Speaking at the 47th annual conference of the Council of Boards of School Education in India (CoBSE), which began here on Thursday, Gogoi also expressed concern over the casual approach of a section of teachers in evaluation of answer scripts. He also rued that many teachers were not maintaining integrity during invigilation.

The theme of the three-day conference is Integrity in Conduct of Examinations.

The chairman of the Board of Secondary Education, Assam, (Seba) R.C. Jain, said they also have plans to install jammers in examination centres but it will take some time as they want to install jammers in all their 857 examination centres.

Seba conducts the matriculation examination in the state.

“We do not want to install jammers only at a few selected examination centres as it would amount to discrimination among examinees of different centres,” he added.
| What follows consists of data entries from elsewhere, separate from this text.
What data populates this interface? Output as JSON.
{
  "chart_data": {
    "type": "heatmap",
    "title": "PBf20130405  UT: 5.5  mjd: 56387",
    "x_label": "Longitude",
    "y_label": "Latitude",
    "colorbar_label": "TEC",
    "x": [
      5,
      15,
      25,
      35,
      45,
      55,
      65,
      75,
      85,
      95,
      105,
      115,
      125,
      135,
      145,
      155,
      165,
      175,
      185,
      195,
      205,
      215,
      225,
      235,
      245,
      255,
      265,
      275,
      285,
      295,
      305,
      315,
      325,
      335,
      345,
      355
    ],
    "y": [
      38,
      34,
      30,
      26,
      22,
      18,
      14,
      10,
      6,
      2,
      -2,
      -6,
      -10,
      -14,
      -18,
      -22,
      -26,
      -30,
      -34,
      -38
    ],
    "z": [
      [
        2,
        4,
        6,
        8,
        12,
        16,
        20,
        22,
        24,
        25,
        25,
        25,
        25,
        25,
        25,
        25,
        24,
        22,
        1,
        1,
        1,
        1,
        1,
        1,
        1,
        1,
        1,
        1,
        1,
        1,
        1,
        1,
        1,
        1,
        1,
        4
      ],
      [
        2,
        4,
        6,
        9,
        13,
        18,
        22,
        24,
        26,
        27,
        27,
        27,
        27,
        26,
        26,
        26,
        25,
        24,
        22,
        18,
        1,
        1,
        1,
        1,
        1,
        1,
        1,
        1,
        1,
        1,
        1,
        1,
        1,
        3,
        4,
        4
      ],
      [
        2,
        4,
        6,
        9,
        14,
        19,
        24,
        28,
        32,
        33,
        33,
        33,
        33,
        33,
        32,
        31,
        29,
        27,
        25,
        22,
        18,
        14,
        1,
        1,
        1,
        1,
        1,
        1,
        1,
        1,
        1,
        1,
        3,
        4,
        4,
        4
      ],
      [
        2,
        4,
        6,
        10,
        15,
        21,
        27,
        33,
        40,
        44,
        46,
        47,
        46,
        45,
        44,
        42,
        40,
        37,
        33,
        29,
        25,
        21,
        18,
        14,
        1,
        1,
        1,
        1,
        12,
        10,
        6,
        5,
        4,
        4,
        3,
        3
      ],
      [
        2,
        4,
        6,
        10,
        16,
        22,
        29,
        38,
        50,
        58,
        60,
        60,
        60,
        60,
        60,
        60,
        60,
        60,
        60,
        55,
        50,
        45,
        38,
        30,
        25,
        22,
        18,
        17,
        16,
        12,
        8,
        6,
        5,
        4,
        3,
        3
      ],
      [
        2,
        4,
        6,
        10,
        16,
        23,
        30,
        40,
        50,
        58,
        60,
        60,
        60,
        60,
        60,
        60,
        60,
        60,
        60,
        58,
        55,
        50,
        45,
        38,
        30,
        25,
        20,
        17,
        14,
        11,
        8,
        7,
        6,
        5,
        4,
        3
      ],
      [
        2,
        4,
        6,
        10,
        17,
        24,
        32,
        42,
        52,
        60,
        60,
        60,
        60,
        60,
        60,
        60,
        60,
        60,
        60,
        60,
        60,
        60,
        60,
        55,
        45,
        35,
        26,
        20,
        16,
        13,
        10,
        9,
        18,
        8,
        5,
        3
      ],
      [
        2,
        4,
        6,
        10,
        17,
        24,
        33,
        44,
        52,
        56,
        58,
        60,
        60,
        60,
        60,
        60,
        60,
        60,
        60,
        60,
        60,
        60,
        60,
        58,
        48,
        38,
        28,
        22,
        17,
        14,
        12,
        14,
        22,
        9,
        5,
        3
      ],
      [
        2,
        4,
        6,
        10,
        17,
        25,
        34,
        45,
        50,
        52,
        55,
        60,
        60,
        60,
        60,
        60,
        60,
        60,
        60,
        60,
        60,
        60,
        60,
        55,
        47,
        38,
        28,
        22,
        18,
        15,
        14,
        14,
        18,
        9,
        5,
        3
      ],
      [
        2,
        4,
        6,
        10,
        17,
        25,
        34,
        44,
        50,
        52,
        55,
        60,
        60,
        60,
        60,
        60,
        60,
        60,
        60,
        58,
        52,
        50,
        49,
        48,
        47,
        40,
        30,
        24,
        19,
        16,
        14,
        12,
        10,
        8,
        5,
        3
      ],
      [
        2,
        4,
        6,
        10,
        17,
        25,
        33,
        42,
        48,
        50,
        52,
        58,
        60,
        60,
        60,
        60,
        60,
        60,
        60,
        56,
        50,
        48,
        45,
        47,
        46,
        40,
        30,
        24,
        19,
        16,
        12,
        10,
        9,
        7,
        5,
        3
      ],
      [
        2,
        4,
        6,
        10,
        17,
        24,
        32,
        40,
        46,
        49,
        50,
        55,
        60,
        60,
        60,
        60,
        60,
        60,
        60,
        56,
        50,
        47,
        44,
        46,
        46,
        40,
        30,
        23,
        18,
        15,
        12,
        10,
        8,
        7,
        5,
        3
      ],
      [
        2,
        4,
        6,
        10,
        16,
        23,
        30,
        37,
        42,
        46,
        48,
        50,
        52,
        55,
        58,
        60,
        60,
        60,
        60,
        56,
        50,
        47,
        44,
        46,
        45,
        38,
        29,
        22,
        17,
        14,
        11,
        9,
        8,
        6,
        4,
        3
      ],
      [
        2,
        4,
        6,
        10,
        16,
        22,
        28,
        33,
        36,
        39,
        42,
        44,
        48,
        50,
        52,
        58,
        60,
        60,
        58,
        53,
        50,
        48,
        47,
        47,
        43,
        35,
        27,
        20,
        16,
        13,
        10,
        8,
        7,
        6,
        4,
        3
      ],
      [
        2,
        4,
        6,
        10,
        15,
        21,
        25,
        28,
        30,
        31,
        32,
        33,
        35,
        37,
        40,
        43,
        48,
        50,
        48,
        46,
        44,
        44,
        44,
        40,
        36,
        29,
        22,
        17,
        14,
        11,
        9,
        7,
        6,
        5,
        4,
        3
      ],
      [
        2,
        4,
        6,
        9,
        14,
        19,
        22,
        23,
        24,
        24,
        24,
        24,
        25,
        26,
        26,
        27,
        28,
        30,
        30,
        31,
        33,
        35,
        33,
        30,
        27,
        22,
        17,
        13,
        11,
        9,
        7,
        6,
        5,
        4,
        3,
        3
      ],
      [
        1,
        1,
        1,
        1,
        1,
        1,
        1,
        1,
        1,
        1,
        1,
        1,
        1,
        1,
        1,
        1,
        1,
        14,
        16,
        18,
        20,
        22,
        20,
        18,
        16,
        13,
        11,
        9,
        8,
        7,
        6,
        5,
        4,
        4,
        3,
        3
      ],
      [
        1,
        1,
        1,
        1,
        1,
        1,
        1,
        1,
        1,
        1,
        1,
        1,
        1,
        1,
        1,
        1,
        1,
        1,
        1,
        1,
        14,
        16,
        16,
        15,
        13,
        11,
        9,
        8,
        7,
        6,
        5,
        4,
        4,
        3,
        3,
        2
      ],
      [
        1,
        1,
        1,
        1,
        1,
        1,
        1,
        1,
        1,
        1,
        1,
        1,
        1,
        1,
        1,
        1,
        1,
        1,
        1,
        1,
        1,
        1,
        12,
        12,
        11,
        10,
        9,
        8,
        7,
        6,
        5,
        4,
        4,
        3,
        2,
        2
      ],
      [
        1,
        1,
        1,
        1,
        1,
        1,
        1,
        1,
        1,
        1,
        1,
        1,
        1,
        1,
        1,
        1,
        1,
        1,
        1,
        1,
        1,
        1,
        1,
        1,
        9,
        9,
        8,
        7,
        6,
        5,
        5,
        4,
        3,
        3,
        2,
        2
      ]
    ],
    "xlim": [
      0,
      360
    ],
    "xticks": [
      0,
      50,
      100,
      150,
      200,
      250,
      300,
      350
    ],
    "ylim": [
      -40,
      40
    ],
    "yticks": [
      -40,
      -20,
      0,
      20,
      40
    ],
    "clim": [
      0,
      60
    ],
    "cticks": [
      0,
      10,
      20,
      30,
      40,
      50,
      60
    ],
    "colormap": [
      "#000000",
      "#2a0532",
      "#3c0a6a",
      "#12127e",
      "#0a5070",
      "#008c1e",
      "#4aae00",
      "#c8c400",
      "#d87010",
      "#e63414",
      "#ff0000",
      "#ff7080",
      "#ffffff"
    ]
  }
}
“Leakage of question papers and casual approach of some evaluators during evaluation of answer scripts and tabulation of marks are some of the major challenges before us,” said Jain, hoping that the conference would deliberate upon how to overcome these challenges to achieve an error-free examination system.

Inaugurating the conference, Assam chief minister Sarbananda Sonowal hoped that the conference would produce innovative ideas to guide the Indian education system.

During the conference, representatives of school examination boards from across the country and Nepal and Bhutan will be discussing strategies to ensure fair examinations.

“We hope that the deliberations in the convention on Integrity in Conduct of Examinations will conclude on a positive, meaningful and decisive note,” said council chairman Dayananda Borgohain.

CoBSE president Asano Sekhose and its general secretary Pran Chand are also attending the conference.